LAS VEGAS (AP) -- Nevada ranks last in the amount of money it received per person last year from the federal government, a census report released Wednesday shows.
Although the Silver State ranked 38th among states in the total amount it received from the federal government in the 2002 fiscal year, it fell to last when calculated on a per-person basis. In total, Congress sent $10.7 billion to Nevada, compared with $206 billion sent to California, the largest recipient.
"It's terrible that Nevada ranks very last in federal funding across the board," said Tessa Hafen, a spokeswoman for Sen. Harry Reid, D-Nev. "The state is one of the fastest growing in the nation, and we must have additional resources to keep up with demand."
The largest amount of money Nevada received was for health programs, including Medicaid. Federal funds also went to Social Security and disability payments, federal government salaries and benefits, government contracts with universities and businesses, as well as education, housing and transportation programs.
"It's disappointing," said Clark County Manager Thom Reilly. "It's an obvious area of concern that we continue to be an exporter state in terms of taxes."
Nevada historically has ranked at or near the bottom of the list because of a relatively small population of low-income residents, said Mike Pieper, a lobbyist for Gov.
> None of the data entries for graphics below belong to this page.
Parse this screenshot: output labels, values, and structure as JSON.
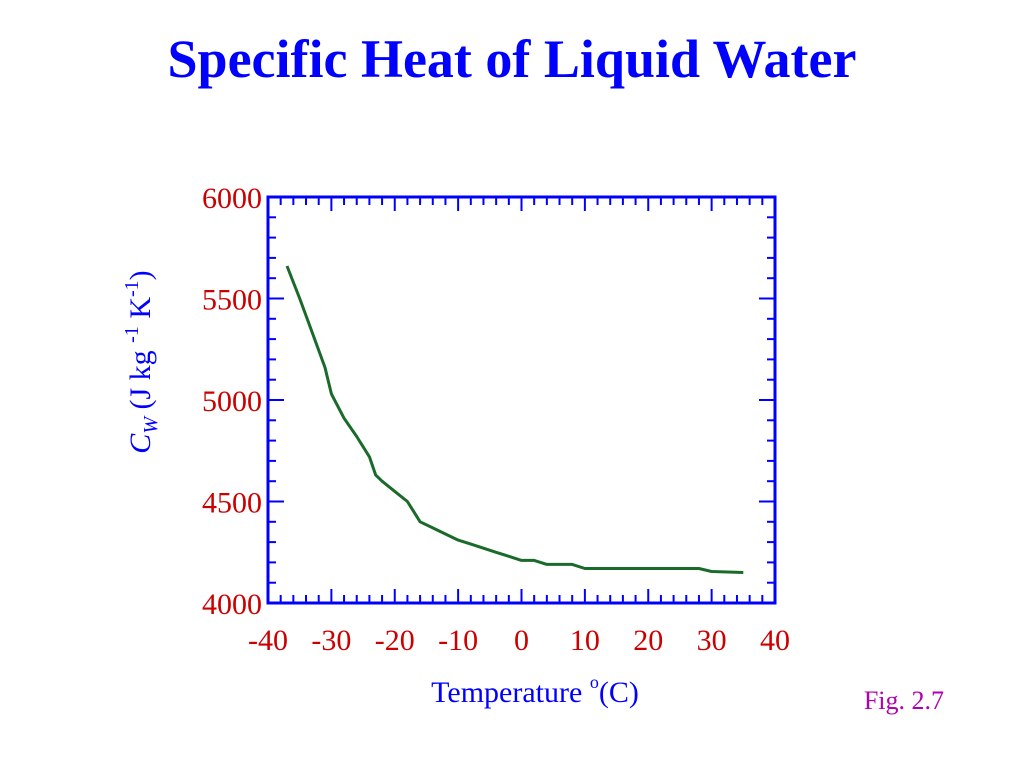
{
  "slide": {
    "title": "Specific Heat of Liquid Water",
    "figure_label": "Fig. 2.7"
  },
  "colors": {
    "title": "#0000ff",
    "frame": "#0000ff",
    "y_tick_labels": "#cc0000",
    "x_tick_labels": "#cc0000",
    "axis_labels": "#0000ff",
    "line": "#1a6b2a",
    "figure_label": "#b000b0"
  },
  "chart_data": {
    "type": "line",
    "title": "Specific Heat of Liquid Water",
    "xlabel": "Temperature (oC)",
    "ylabel": "CW (J kg -1 K-1)",
    "ylabel_parts": {
      "symbol": "C",
      "subscript": "W",
      "units_open": " (J kg ",
      "exp1": "-1",
      "units_mid": " K",
      "exp2": "-1",
      "units_close": ")"
    },
    "xlabel_parts": {
      "text": "Temperature ",
      "degree": "o",
      "unit": "(C)"
    },
    "xlim": [
      -40,
      40
    ],
    "ylim": [
      4000,
      6000
    ],
    "x_ticks": [
      -40,
      -30,
      -20,
      -10,
      0,
      10,
      20,
      30,
      40
    ],
    "x_tick_labels": [
      "-40",
      "-30",
      "-20",
      "-10",
      "0",
      "10",
      "20",
      "30",
      "40"
    ],
    "y_ticks": [
      4000,
      4500,
      5000,
      5500,
      6000
    ],
    "y_tick_labels": [
      "4000",
      "4500",
      "5000",
      "5500",
      "6000"
    ],
    "grid": false,
    "series": [
      {
        "x": [
          -37,
          -35,
          -33,
          -31,
          -30,
          -28,
          -26,
          -24,
          -23,
          -22,
          -20,
          -18,
          -16,
          -14,
          -12,
          -10,
          -8,
          -6,
          -4,
          -2,
          0,
          2,
          4,
          6,
          8,
          10,
          14,
          18,
          22,
          26,
          28,
          30,
          35
        ],
        "values": [
          5660,
          5500,
          5330,
          5160,
          5030,
          4910,
          4820,
          4720,
          4630,
          4600,
          4550,
          4500,
          4400,
          4370,
          4340,
          4310,
          4290,
          4270,
          4250,
          4230,
          4210,
          4210,
          4190,
          4190,
          4190,
          4170,
          4170,
          4170,
          4170,
          4170,
          4170,
          4155,
          4150
        ]
      }
    ]
  }
}
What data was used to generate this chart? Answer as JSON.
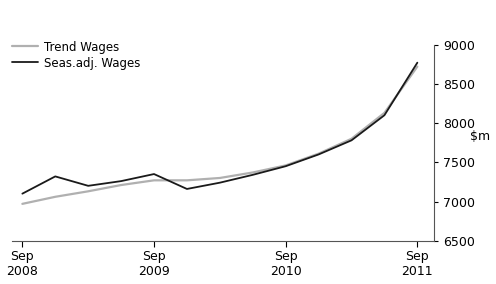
{
  "ylim": [
    6500,
    9000
  ],
  "yticks": [
    6500,
    7000,
    7500,
    8000,
    8500,
    9000
  ],
  "x_tick_labels": [
    "Sep\n2008",
    "Sep\n2009",
    "Sep\n2010",
    "Sep\n2011"
  ],
  "x_tick_positions": [
    0,
    4,
    8,
    12
  ],
  "seas_adj_wages": {
    "label": "Seas.adj. Wages",
    "color": "#1a1a1a",
    "linewidth": 1.3,
    "x": [
      0,
      1,
      2,
      3,
      4,
      5,
      6,
      7,
      8,
      9,
      10,
      11,
      12
    ],
    "y": [
      7100,
      7320,
      7200,
      7260,
      7350,
      7160,
      7240,
      7340,
      7450,
      7600,
      7780,
      8100,
      8770
    ]
  },
  "trend_wages": {
    "label": "Trend Wages",
    "color": "#b0b0b0",
    "linewidth": 1.6,
    "x": [
      0,
      1,
      2,
      3,
      4,
      5,
      6,
      7,
      8,
      9,
      10,
      11,
      12
    ],
    "y": [
      6970,
      7060,
      7130,
      7210,
      7270,
      7270,
      7300,
      7370,
      7460,
      7610,
      7800,
      8130,
      8720
    ]
  },
  "background_color": "#ffffff",
  "legend_loc": "upper left",
  "legend_fontsize": 8.5
}
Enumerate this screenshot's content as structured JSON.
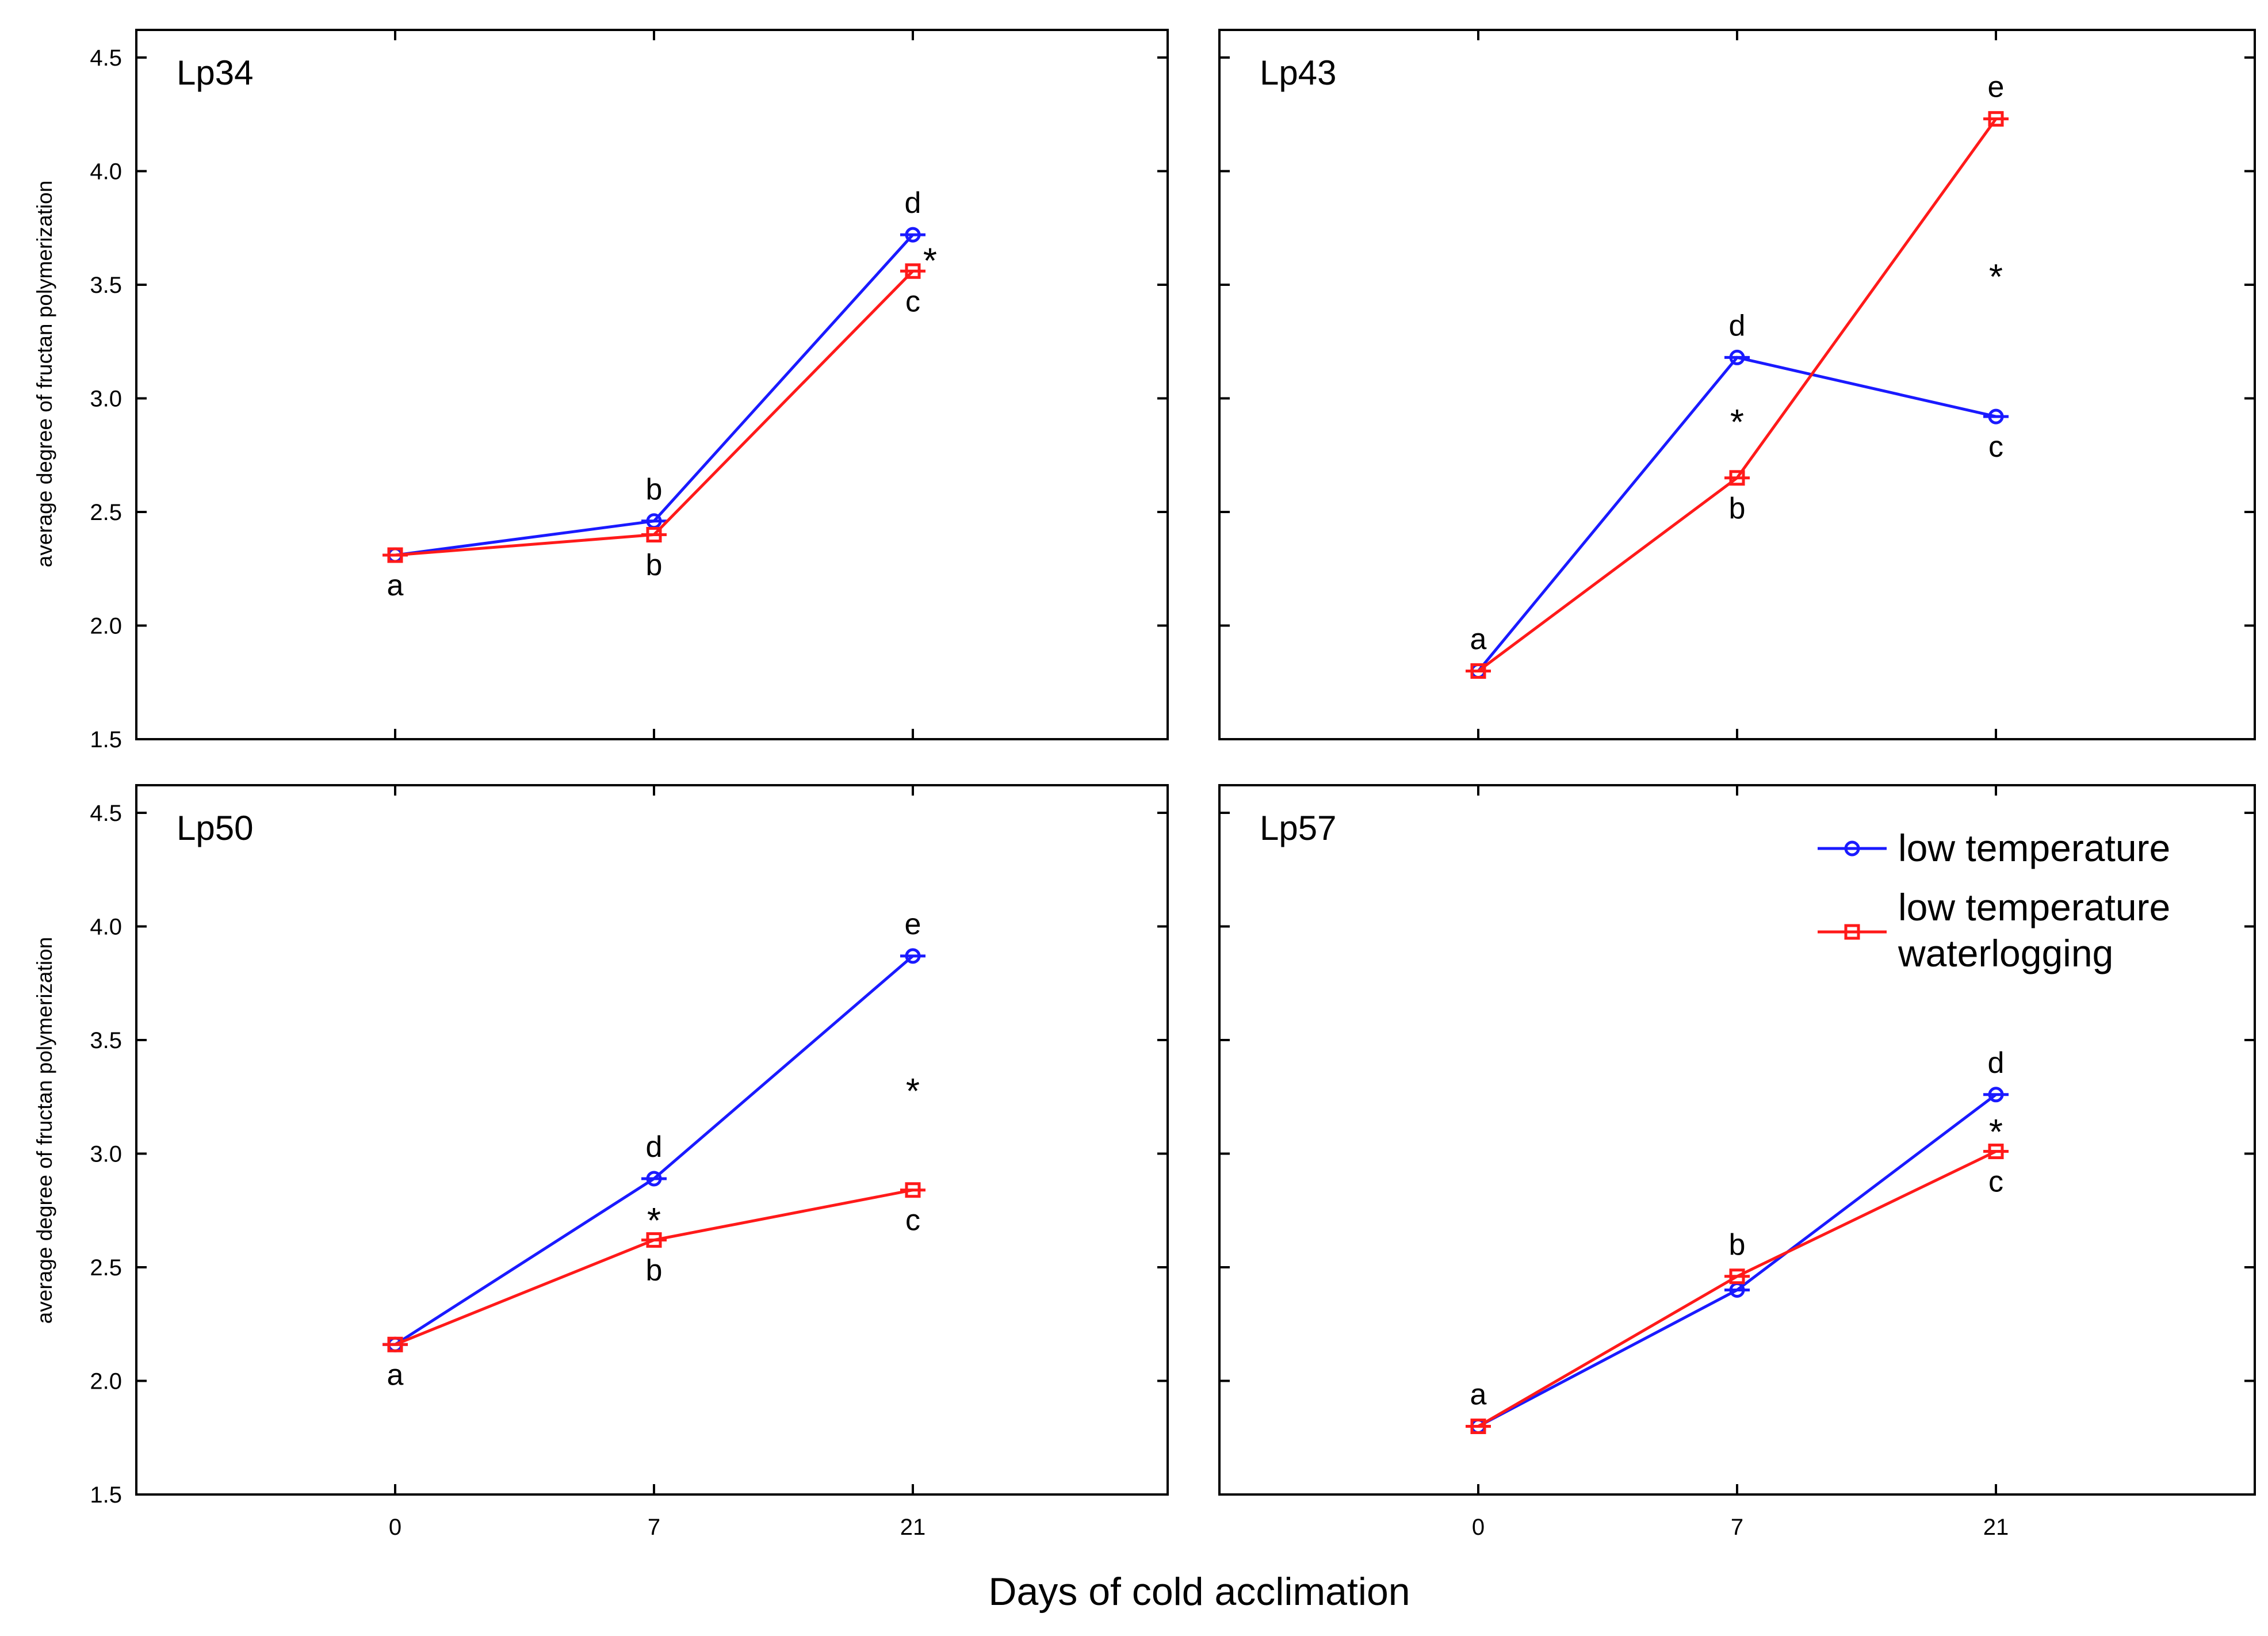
{
  "colors": {
    "low_temperature": "#1a1aff",
    "low_temperature_waterlogging": "#ff1a1a",
    "frame": "#000000"
  },
  "figure": {
    "xlabel": "Days of cold acclimation",
    "ylabel": "average degree of fructan polymerization"
  },
  "legend": {
    "placement": "top-right of Lp57 panel",
    "entries": [
      {
        "lines": [
          "low temperature"
        ],
        "marker": "circle",
        "color_key": "low_temperature"
      },
      {
        "lines": [
          "low temperature",
          "waterlogging"
        ],
        "marker": "square",
        "color_key": "low_temperature_waterlogging"
      }
    ]
  },
  "chart_data": [
    {
      "type": "line",
      "title": "Lp34",
      "x_categories": [
        "0",
        "7",
        "21"
      ],
      "ylim": [
        1.5,
        4.6
      ],
      "yticks": [
        "1.5",
        "2.0",
        "2.5",
        "3.0",
        "3.5",
        "4.0",
        "4.5"
      ],
      "series": [
        {
          "name": "low temperature",
          "marker": "circle",
          "values": [
            2.31,
            2.46,
            3.72
          ],
          "letters": [
            "",
            "b",
            "d"
          ]
        },
        {
          "name": "low temperature waterlogging",
          "marker": "square",
          "values": [
            2.31,
            2.4,
            3.56
          ],
          "letters": [
            "a",
            "b",
            "c"
          ]
        }
      ],
      "significance": [
        {
          "x": "21",
          "y": 3.64,
          "label": "*"
        }
      ]
    },
    {
      "type": "line",
      "title": "Lp43",
      "x_categories": [
        "0",
        "7",
        "21"
      ],
      "ylim": [
        1.5,
        4.6
      ],
      "yticks": [
        "1.5",
        "2.0",
        "2.5",
        "3.0",
        "3.5",
        "4.0",
        "4.5"
      ],
      "series": [
        {
          "name": "low temperature",
          "marker": "circle",
          "values": [
            1.8,
            3.18,
            2.92
          ],
          "letters": [
            "a",
            "d",
            "c"
          ]
        },
        {
          "name": "low temperature waterlogging",
          "marker": "square",
          "values": [
            1.8,
            2.65,
            4.23
          ],
          "letters": [
            "",
            "b",
            "e"
          ]
        }
      ],
      "significance": [
        {
          "x": "7",
          "y": 2.93,
          "label": "*"
        },
        {
          "x": "21",
          "y": 3.57,
          "label": "*"
        }
      ]
    },
    {
      "type": "line",
      "title": "Lp50",
      "x_categories": [
        "0",
        "7",
        "21"
      ],
      "ylim": [
        1.5,
        4.6
      ],
      "yticks": [
        "1.5",
        "2.0",
        "2.5",
        "3.0",
        "3.5",
        "4.0",
        "4.5"
      ],
      "series": [
        {
          "name": "low temperature",
          "marker": "circle",
          "values": [
            2.16,
            2.89,
            3.87
          ],
          "letters": [
            "",
            "d",
            "e"
          ]
        },
        {
          "name": "low temperature waterlogging",
          "marker": "square",
          "values": [
            2.16,
            2.62,
            2.84
          ],
          "letters": [
            "a",
            "b",
            "c"
          ]
        }
      ],
      "significance": [
        {
          "x": "7",
          "y": 2.74,
          "label": "*"
        },
        {
          "x": "21",
          "y": 3.31,
          "label": "*"
        }
      ]
    },
    {
      "type": "line",
      "title": "Lp57",
      "x_categories": [
        "0",
        "7",
        "21"
      ],
      "ylim": [
        1.5,
        4.6
      ],
      "yticks": [
        "1.5",
        "2.0",
        "2.5",
        "3.0",
        "3.5",
        "4.0",
        "4.5"
      ],
      "series": [
        {
          "name": "low temperature",
          "marker": "circle",
          "values": [
            1.8,
            2.4,
            3.26
          ],
          "letters": [
            "a",
            "",
            "d"
          ]
        },
        {
          "name": "low temperature waterlogging",
          "marker": "square",
          "values": [
            1.8,
            2.46,
            3.01
          ],
          "letters": [
            "",
            "b",
            "c"
          ]
        }
      ],
      "significance": [
        {
          "x": "21",
          "y": 3.13,
          "label": "*"
        }
      ]
    }
  ]
}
Kenny Guinn.
"It's sort of a good news-bad news situation," Pieper said. "The good news is that Nevada does not have a high rate of poverty."
Nevada officials also said the state's population boom has made it difficult for the U.S. Census Bureau to keep accurate totals of low-income residents. The latest census data shows Nevada's population has grown 3.6 percent from 2001 to 2002 to just more than 2.1 million residents.
"It's kind of like trying to fit a 13-year-old boy into last year's sneakers," said Michael O'Donovan, spokesman for Rep. Shelley Berkley, D-Nev.
Also this week, it was reported that Nevada will receive the least amount of funds of any state from the $20 billion aid program included in tax cut legislation signed by President Bush. The program was designed to offer states help with Medicaid costs.